Hierbei wird die Funktion im Programm aufgerufen und dann werden die Escape-Sequenzen herausgefiltert und mit VisualC++ Funktionen so umgesetzt, daß auch ohne EscapeSequenzen eine vernünftige Farbdarstellung erfolgt.

Ich habe mal zum Testen versucht einfech mit nem printf escape-sequenzen auszugeben.

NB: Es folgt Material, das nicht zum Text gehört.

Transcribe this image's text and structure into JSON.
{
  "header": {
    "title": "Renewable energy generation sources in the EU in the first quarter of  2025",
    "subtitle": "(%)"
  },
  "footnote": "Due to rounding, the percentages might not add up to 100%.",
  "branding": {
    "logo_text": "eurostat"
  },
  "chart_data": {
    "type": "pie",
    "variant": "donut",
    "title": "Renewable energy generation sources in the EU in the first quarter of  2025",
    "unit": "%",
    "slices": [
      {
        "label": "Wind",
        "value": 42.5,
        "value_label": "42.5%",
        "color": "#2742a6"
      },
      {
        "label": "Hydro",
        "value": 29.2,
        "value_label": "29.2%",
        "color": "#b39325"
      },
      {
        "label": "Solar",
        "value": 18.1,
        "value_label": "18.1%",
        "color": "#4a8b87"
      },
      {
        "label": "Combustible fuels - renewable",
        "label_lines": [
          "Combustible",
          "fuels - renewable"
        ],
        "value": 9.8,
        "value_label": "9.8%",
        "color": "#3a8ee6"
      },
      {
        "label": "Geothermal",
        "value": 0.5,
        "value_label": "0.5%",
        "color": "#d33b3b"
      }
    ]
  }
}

Diese werden dann aber nur als Steuerzeichen am Bildschirm ausgegeben ==> Visual C oder Windows ist halt zu blöd dafür.

Soweit so gut, aber wenn ich jetzt die Console-Funktionen (WriteConsole,...) benutze, dann wird der Text zwar in die console geschrieben aber nicht auf stdout.
Ich kann also mit meiner PIPE baden gehen.

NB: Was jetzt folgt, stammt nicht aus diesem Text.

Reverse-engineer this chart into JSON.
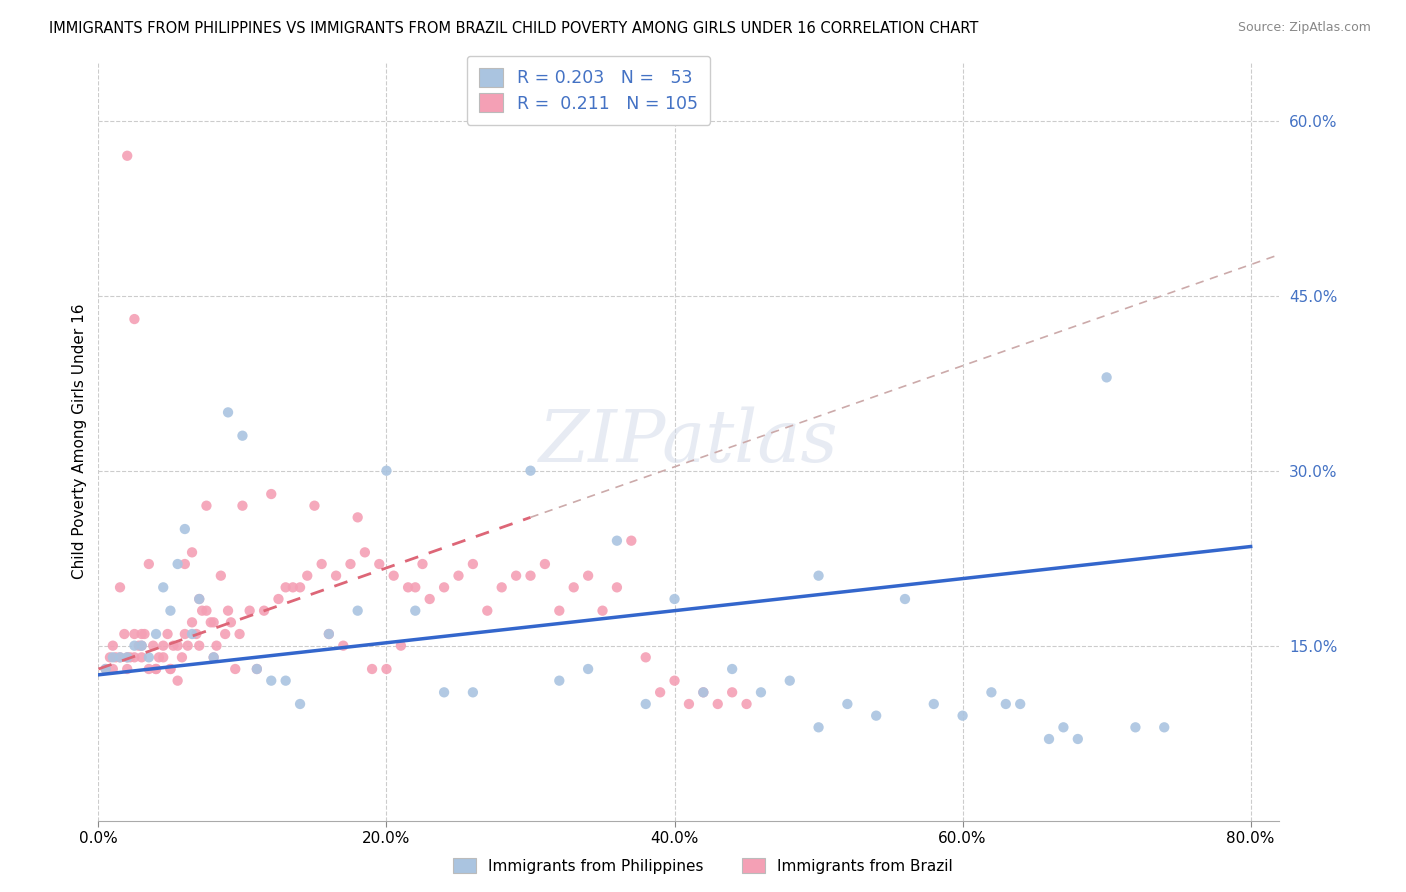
{
  "title": "IMMIGRANTS FROM PHILIPPINES VS IMMIGRANTS FROM BRAZIL CHILD POVERTY AMONG GIRLS UNDER 16 CORRELATION CHART",
  "source": "Source: ZipAtlas.com",
  "ylabel": "Child Poverty Among Girls Under 16",
  "xlim": [
    0.0,
    0.82
  ],
  "ylim": [
    0.0,
    0.65
  ],
  "xticks": [
    0.0,
    0.2,
    0.4,
    0.6,
    0.8
  ],
  "xtick_labels": [
    "0.0%",
    "20.0%",
    "40.0%",
    "60.0%",
    "80.0%"
  ],
  "yticks_right": [
    0.15,
    0.3,
    0.45,
    0.6
  ],
  "ytick_labels_right": [
    "15.0%",
    "30.0%",
    "45.0%",
    "60.0%"
  ],
  "r_val_philippines": "0.203",
  "n_val_philippines": "53",
  "r_val_brazil": "0.211",
  "n_val_brazil": "105",
  "color_philippines": "#aac4e0",
  "color_brazil": "#f4a0b5",
  "line_color_philippines": "#3366cc",
  "line_color_brazil": "#dd6677",
  "grid_color": "#cccccc",
  "scatter_size": 55,
  "ph_line_x0": 0.0,
  "ph_line_y0": 0.125,
  "ph_line_x1": 0.8,
  "ph_line_y1": 0.235,
  "br_line_x0": 0.0,
  "br_line_y0": 0.13,
  "br_line_x1": 0.3,
  "br_line_y1": 0.26,
  "philippines_x": [
    0.005,
    0.01,
    0.015,
    0.02,
    0.025,
    0.03,
    0.035,
    0.04,
    0.045,
    0.05,
    0.055,
    0.06,
    0.065,
    0.07,
    0.08,
    0.09,
    0.1,
    0.11,
    0.12,
    0.13,
    0.14,
    0.16,
    0.18,
    0.2,
    0.22,
    0.24,
    0.26,
    0.3,
    0.32,
    0.36,
    0.4,
    0.42,
    0.44,
    0.46,
    0.48,
    0.5,
    0.52,
    0.54,
    0.56,
    0.58,
    0.6,
    0.62,
    0.64,
    0.66,
    0.68,
    0.7,
    0.72,
    0.74,
    0.63,
    0.67,
    0.5,
    0.38,
    0.34
  ],
  "philippines_y": [
    0.13,
    0.14,
    0.14,
    0.14,
    0.15,
    0.15,
    0.14,
    0.16,
    0.2,
    0.18,
    0.22,
    0.25,
    0.16,
    0.19,
    0.14,
    0.35,
    0.33,
    0.13,
    0.12,
    0.12,
    0.1,
    0.16,
    0.18,
    0.3,
    0.18,
    0.11,
    0.11,
    0.3,
    0.12,
    0.24,
    0.19,
    0.11,
    0.13,
    0.11,
    0.12,
    0.21,
    0.1,
    0.09,
    0.19,
    0.1,
    0.09,
    0.11,
    0.1,
    0.07,
    0.07,
    0.38,
    0.08,
    0.08,
    0.1,
    0.08,
    0.08,
    0.1,
    0.13
  ],
  "brazil_x": [
    0.005,
    0.008,
    0.01,
    0.012,
    0.015,
    0.018,
    0.02,
    0.022,
    0.025,
    0.028,
    0.03,
    0.032,
    0.035,
    0.038,
    0.04,
    0.042,
    0.045,
    0.048,
    0.05,
    0.052,
    0.055,
    0.058,
    0.06,
    0.062,
    0.065,
    0.068,
    0.07,
    0.072,
    0.075,
    0.078,
    0.08,
    0.082,
    0.085,
    0.088,
    0.09,
    0.092,
    0.095,
    0.098,
    0.1,
    0.105,
    0.11,
    0.115,
    0.12,
    0.125,
    0.13,
    0.135,
    0.14,
    0.145,
    0.15,
    0.155,
    0.16,
    0.165,
    0.17,
    0.175,
    0.18,
    0.185,
    0.19,
    0.195,
    0.2,
    0.205,
    0.21,
    0.215,
    0.22,
    0.225,
    0.23,
    0.24,
    0.25,
    0.26,
    0.27,
    0.28,
    0.29,
    0.3,
    0.31,
    0.32,
    0.33,
    0.34,
    0.35,
    0.36,
    0.37,
    0.38,
    0.39,
    0.4,
    0.41,
    0.42,
    0.43,
    0.44,
    0.45,
    0.02,
    0.025,
    0.03,
    0.035,
    0.04,
    0.045,
    0.05,
    0.055,
    0.06,
    0.065,
    0.07,
    0.075,
    0.08,
    0.01,
    0.015,
    0.02,
    0.025,
    0.03
  ],
  "brazil_y": [
    0.13,
    0.14,
    0.15,
    0.14,
    0.2,
    0.16,
    0.57,
    0.14,
    0.43,
    0.15,
    0.15,
    0.16,
    0.22,
    0.15,
    0.13,
    0.14,
    0.14,
    0.16,
    0.13,
    0.15,
    0.12,
    0.14,
    0.22,
    0.15,
    0.23,
    0.16,
    0.19,
    0.18,
    0.27,
    0.17,
    0.14,
    0.15,
    0.21,
    0.16,
    0.18,
    0.17,
    0.13,
    0.16,
    0.27,
    0.18,
    0.13,
    0.18,
    0.28,
    0.19,
    0.2,
    0.2,
    0.2,
    0.21,
    0.27,
    0.22,
    0.16,
    0.21,
    0.15,
    0.22,
    0.26,
    0.23,
    0.13,
    0.22,
    0.13,
    0.21,
    0.15,
    0.2,
    0.2,
    0.22,
    0.19,
    0.2,
    0.21,
    0.22,
    0.18,
    0.2,
    0.21,
    0.21,
    0.22,
    0.18,
    0.2,
    0.21,
    0.18,
    0.2,
    0.24,
    0.14,
    0.11,
    0.12,
    0.1,
    0.11,
    0.1,
    0.11,
    0.1,
    0.13,
    0.14,
    0.14,
    0.13,
    0.13,
    0.15,
    0.13,
    0.15,
    0.16,
    0.17,
    0.15,
    0.18,
    0.17,
    0.13,
    0.14,
    0.14,
    0.16,
    0.16
  ]
}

Wie krieg ich das jetzt so hin, daß ich die Applikation über ne Pipe benutzen kann (testen kann man das ja mit "ysm > test.txt" obs funktioniert) und das Programm trotzdem auf der command line starten kann und der gesamte Ouput samt allen Farben so wie jetzt erscheint?!?

Sollte hierbei jetzt ne lösung rauskommen, werde ich sie dem Autor vorschlagen und hoffen, daß er sie ins nächste release einbaut...

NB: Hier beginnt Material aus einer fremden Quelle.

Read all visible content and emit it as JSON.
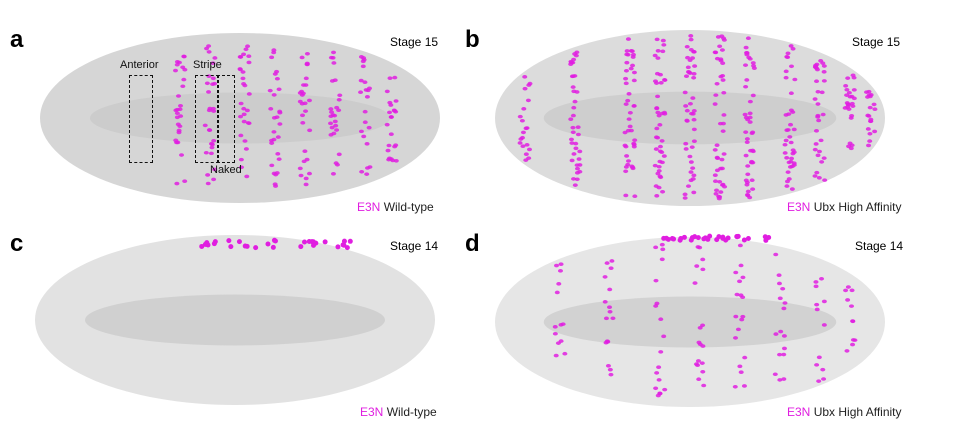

Ich danke euch schon mal im Vorraus für eure Hilfe!

mfg
Nomike aka Michael Postmann


----------



## goela (22. Oktober 2002)

Escapesequenzen funktionieren anscheinend nur auf Systemen mit dem Betriebssystem Windows 9x ( auch bei kombinierten Betriebssystemen, wie zum Beispiel Windows XP funktionieren sie nicht ). Zudem muss man einen Treiber geladen ( ansi.sys ) haben. Dies geschieht indem man folgende Zeile in die Datei config.sys einfügt:
DEVICE=C:\Windows\Command\ansi.sys

Natürlich muss man diesen Pfad durch den jeweiligen Windows-Pfad ersetzen .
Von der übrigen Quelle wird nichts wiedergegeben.